Furthermore, the commercialisation of wildlife in South Africa continues to displace rural black communities to this day, more than two decades after the end of Apartheid.
A study in 2014 found that in the Eastern Cape Province of South Africa, more than 90% of mainly white-owned commercial farmers and private landowners had converted from traditional livestock farming to more economically viable game hunting farms. The findings showed that converting livestock farms to non-labour intensive hunting operations results in greater displacement of farm labourers whose ancestors had lived on the land for centuries.
The real African approach to conservation
If one is looking for a true African approach to wildlife conservation, one needs to look no further than the traditional rural communities that have lived among Africa’s wildlife for eons.
Many rural communities throughout Africa treat their role with wildlife and the natural environment as interdependent. Humans exist in a community that depends, not only on other humans, but also on animals, plants and other elements in the natural world. These communities are concerned about the environment and human relationship with a broad biosphere. This worldview creates an obligation to protect the natural world in its entirety, and crucially involves the conservation of all living beings.
Thus, separating wildlife from the natural space for the economic benefit of the privileged few, does not sit well in the traditional African worldview.

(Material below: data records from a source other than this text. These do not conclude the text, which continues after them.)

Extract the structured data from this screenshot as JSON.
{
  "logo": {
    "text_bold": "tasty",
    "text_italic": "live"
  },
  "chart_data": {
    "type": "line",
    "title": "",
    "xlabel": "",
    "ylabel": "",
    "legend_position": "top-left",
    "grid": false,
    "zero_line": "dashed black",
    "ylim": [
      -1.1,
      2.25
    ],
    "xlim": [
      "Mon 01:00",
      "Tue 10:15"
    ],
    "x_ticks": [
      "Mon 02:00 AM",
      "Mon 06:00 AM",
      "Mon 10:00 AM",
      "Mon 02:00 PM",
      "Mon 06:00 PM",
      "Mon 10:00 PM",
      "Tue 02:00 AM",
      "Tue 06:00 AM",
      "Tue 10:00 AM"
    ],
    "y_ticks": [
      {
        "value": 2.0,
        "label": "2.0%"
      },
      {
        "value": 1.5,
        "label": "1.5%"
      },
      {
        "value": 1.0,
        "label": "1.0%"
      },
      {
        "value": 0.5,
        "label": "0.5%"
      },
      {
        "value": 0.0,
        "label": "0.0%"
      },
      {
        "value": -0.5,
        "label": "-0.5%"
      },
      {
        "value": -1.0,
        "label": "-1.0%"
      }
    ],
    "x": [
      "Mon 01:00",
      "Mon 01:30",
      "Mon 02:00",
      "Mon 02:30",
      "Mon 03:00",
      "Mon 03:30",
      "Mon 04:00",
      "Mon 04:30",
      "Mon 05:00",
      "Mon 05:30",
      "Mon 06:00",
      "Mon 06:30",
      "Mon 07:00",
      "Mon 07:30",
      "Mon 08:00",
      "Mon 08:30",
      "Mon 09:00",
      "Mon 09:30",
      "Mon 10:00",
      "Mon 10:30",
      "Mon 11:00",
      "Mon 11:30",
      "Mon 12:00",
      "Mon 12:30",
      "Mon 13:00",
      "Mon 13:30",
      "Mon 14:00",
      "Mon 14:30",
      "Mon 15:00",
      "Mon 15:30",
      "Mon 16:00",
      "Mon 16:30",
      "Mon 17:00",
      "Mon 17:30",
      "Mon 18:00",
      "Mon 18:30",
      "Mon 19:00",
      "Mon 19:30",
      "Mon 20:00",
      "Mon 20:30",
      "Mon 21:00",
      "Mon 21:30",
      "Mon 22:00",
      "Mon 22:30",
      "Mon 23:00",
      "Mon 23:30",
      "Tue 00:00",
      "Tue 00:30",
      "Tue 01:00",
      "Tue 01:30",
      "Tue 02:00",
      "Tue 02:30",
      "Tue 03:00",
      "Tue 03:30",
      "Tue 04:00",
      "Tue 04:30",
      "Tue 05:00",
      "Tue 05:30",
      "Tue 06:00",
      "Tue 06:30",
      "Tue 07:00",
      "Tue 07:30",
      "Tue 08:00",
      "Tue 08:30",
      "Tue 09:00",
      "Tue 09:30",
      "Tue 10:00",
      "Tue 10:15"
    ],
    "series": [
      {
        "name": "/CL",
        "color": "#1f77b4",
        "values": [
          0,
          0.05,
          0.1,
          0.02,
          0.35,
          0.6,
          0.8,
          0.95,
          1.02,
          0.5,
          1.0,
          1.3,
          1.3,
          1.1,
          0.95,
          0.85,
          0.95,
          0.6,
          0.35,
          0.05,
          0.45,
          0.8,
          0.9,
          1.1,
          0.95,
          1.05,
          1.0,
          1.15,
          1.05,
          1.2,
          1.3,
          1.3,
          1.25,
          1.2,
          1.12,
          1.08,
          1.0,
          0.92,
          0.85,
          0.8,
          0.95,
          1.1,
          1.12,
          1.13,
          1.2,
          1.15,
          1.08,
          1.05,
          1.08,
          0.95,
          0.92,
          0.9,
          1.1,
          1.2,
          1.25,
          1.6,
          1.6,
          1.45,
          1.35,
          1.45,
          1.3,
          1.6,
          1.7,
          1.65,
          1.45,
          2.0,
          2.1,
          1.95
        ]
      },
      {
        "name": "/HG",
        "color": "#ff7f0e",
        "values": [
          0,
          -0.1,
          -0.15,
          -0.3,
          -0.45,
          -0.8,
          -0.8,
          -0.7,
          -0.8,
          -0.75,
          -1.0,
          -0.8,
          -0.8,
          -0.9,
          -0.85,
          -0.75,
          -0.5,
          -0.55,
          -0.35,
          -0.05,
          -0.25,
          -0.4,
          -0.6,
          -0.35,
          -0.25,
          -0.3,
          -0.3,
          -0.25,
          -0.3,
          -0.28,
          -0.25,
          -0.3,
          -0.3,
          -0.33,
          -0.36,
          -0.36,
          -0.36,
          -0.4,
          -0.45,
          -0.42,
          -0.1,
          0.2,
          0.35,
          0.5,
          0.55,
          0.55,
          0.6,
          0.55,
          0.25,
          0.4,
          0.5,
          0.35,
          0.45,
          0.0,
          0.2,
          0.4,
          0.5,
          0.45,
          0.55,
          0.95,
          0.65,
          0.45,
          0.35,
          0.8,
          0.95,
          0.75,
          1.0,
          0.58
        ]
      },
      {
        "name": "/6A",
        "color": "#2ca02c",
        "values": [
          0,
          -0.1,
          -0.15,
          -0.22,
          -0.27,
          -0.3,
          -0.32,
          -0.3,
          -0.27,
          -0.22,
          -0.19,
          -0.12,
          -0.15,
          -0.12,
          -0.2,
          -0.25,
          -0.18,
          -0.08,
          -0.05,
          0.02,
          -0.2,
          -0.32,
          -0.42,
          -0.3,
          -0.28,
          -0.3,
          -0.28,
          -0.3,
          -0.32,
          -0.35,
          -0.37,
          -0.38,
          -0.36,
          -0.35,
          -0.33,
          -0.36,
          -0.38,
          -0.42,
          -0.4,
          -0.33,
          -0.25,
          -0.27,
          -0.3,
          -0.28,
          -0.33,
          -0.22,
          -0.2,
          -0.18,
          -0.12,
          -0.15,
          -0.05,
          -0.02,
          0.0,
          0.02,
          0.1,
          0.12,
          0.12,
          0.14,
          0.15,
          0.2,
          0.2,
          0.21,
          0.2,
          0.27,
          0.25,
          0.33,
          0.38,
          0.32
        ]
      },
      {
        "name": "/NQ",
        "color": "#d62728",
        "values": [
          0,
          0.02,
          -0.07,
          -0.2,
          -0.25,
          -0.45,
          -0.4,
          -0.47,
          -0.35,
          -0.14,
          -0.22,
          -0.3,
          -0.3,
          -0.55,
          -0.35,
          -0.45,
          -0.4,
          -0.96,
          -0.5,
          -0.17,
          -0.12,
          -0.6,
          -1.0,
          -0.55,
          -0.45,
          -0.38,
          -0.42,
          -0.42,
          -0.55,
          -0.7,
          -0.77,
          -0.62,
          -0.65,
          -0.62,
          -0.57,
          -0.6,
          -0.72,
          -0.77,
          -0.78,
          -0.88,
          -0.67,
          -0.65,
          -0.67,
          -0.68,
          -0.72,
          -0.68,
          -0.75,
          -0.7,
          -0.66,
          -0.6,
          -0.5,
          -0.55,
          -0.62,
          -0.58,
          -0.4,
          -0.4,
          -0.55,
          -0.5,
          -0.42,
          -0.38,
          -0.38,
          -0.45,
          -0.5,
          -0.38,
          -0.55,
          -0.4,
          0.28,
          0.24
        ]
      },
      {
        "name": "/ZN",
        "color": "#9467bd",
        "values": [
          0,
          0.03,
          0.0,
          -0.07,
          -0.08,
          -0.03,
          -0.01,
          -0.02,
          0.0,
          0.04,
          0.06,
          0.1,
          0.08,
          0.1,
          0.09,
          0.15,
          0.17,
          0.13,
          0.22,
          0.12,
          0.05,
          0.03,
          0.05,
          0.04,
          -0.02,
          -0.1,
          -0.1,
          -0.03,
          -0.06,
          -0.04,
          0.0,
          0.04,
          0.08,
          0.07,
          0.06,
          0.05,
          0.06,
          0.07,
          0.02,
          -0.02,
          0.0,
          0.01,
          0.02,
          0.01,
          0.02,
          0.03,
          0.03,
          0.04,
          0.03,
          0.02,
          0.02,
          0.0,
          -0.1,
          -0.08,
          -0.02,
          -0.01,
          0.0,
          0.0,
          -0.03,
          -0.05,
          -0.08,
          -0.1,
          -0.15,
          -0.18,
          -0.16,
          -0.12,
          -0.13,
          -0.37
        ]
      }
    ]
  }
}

Nature, and the wild things within it, belongs to all. They are not to be exploited and the overall integrity of the natural environment ought be maintained.
This is a conservation concept that has worked across Africa for millennia, it is one reason why the continent still boasts significant wildlife populations in wild spaces. This truly African outlook is perhaps one that, given the dire state of the planet’s human health and natural environment, should be allowed to be reintroduced and flourish.